Dr. Adam Goldstein shares his thoughts on new data from the National Lung Cancer Screening Trial.
The National Lung Cancer Screening Trial reported this week that CT (CAT Scan) screening reduced lung cancer mortality by 20% in smokers and former smokers screened with the test compared to those who were not (but only got a chest x-ray). The clinical research was ended early, because the sponsor of the trial, the National Cancer Institute, thought the benefits were too great to continue the research study, particularly because overall mortality for those undergoing screening was also 7% less. Starting today, hundreds of thousands of smokers across the U.S. and millions across the world will start asking their physicians whether or not they should get regular, annual CT scans of their chest. Many Radiology Centers across the U.S. have already started promoting CT screening services to smokers, less than 24 hours after the results appeared.
I have three comments:
1) As Clinical Director of UNC’s Nicotine Dependence Program, I have treated thousands of smokers over the years. The number one treatment is not an annual CAT scan to detect lung cancer, but instead, it is to QUIT SMOKING. Do it now, do it often, do it with friends and family, do it with support from your physician, do it with support from any of the 50 state quitlines throughout the U.S., with free counseling available at 1-800-QUITNOW. Quitting smoking is the only proven method to lower your risk of contracting all smoking-related illnesses, not just lung cancer. Even if you successfully treat lung cancer early, if you don’t quit, your risk of dying from that cancer, or getting a second cancer, are really high. Quitting smoking is the only treatment known to delay the onset of Chronic Obstructive Pulmonary Disease (COPD) or emphysema among heavy smokers. Quitting smoking reduces your risk of heart attacks by 50% within one year, one of the major causes of death from smoking.
2) For smokers wanting to get CAT scans to potentially diagnose a lung cancer early, many more questions than answers currently exist.
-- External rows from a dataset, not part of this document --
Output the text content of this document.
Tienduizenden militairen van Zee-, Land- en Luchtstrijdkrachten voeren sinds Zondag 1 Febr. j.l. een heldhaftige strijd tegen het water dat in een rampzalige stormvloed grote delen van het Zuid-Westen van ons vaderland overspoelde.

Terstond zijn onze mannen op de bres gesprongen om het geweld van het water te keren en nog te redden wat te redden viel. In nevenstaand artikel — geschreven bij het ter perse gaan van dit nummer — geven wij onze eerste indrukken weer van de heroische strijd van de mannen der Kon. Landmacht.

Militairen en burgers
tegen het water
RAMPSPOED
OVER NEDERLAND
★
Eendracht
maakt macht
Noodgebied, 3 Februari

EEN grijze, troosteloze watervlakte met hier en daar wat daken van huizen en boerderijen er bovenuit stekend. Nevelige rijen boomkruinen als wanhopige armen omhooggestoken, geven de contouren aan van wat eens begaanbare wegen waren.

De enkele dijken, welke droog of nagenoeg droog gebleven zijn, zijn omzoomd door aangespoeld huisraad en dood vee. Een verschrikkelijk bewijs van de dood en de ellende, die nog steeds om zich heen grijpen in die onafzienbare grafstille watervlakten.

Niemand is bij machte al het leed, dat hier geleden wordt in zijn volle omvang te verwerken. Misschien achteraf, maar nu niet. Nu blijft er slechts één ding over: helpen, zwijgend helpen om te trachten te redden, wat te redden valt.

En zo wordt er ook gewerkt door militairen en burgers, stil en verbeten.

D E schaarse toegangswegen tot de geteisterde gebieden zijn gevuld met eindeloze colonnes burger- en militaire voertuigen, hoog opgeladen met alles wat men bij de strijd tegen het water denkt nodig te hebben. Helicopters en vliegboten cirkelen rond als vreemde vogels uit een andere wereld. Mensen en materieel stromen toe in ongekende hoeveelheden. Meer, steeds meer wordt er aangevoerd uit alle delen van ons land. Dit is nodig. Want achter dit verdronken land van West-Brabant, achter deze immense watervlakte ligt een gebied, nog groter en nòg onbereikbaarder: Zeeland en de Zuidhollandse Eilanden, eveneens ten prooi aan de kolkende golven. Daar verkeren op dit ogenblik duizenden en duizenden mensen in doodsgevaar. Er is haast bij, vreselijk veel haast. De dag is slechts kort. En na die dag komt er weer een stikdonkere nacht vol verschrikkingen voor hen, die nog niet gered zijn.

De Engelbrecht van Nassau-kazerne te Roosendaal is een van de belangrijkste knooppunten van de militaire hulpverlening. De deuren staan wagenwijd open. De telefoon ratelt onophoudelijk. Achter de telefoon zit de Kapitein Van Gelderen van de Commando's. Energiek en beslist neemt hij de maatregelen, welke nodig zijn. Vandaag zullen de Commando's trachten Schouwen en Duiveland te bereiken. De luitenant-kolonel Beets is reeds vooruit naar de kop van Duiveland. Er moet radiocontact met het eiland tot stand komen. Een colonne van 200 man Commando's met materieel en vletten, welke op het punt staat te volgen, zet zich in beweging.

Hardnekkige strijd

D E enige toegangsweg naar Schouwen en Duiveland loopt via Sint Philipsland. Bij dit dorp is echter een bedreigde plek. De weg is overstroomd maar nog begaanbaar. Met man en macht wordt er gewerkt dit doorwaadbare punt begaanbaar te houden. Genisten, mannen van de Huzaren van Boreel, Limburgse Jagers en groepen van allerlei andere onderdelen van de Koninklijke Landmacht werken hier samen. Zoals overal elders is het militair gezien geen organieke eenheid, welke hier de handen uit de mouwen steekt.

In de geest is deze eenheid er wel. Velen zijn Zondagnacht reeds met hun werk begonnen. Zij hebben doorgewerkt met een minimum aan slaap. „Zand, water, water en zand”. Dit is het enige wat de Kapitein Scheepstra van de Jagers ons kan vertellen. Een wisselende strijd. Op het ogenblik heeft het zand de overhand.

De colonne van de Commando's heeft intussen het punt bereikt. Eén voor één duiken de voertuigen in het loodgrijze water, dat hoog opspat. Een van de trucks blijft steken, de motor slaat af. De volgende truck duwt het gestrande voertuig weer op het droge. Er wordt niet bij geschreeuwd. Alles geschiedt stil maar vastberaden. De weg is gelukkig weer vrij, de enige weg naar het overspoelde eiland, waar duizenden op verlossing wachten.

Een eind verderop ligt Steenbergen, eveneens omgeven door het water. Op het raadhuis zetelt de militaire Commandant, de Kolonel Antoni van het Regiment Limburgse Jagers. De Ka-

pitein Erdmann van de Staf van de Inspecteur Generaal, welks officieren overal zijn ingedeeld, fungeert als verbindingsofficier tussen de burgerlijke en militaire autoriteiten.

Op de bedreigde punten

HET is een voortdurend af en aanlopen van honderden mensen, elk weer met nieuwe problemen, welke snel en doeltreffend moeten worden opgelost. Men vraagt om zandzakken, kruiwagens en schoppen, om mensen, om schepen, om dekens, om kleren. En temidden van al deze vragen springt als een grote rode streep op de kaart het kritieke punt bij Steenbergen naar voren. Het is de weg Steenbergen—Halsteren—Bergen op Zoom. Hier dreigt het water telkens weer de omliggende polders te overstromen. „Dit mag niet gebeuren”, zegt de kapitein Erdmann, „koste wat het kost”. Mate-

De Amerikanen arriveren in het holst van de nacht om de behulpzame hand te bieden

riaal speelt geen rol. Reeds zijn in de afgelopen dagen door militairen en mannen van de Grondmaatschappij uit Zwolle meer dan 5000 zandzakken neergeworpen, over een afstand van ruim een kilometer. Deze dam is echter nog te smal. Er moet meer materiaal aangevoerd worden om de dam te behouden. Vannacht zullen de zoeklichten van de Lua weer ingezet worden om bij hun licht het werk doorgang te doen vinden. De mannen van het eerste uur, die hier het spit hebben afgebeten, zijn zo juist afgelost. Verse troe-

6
For instance, the study only screened heavy smokers between ages 55-74. Smokers younger than this age undergoing screening may receive no benefit, or it may take 20 CAT scans over 2 decades to pick up the benefit. In fact, estimates are that you would have to screen almost 300 patients annually with annual CAT scans over at least three years smoke to prevent one cancer death. That also means 299 patients will not benefit from this screening. Thus, you need to be aware of the side effects of screening if you as a patient or a physician decide to pursue it. The false positive rate of CAT scans of the chest in long-time smokers is really high. In the lung cancer trial, 20-60% of patients getting CAT scans had abnormal test results that turned out not to be lung cancer. For these patients, this may involve getting more CAT scans and biopsies even, unnecessarily. So, we may expect that for every lung cancer death initially prevented, 150 patients will undergo fairly invasive tests and risk side effects. These same 299 patients that receive CAT scans receive radiation, and for those who need follow-up studies, they may receive dye that can be harmful. Receiving multiple scans over multiple years in and of itself raises the risk of cancer. For all smokers, even those between the ages of 55-74, the chances of getting a false positive result far exceed the chances of it being a true positive.
3) Consider the costs. To save one life in this study, it will cost over $200,000. Compare that cost to that of smoking cessation, with estimates of $500-$2000 for a successful quitter. Thus, for every patient that we temporarily save, we will get from 100-400 similar patients to quit smoking, an intervention that pays many more long term dividends. Also, no bad side effects occur to anyone else in smoking cessation.
My bottom line: If you are a heavy, older smoker that still smokes, or recently quit, talk with your doctor about your preferences and their recommendations for you. Consider the costs of screening, the potential extra radiation, the likelihood of false positives, and the likely absolute chance that you may not benefit, compared to the lower risk of lung cancer and overall mortality if you do have a lung cancer picked up by this method. Consider how screening for lung cancer will effect your quality of life, and whether you will decide to not quit smoking if your CAT scan is negative?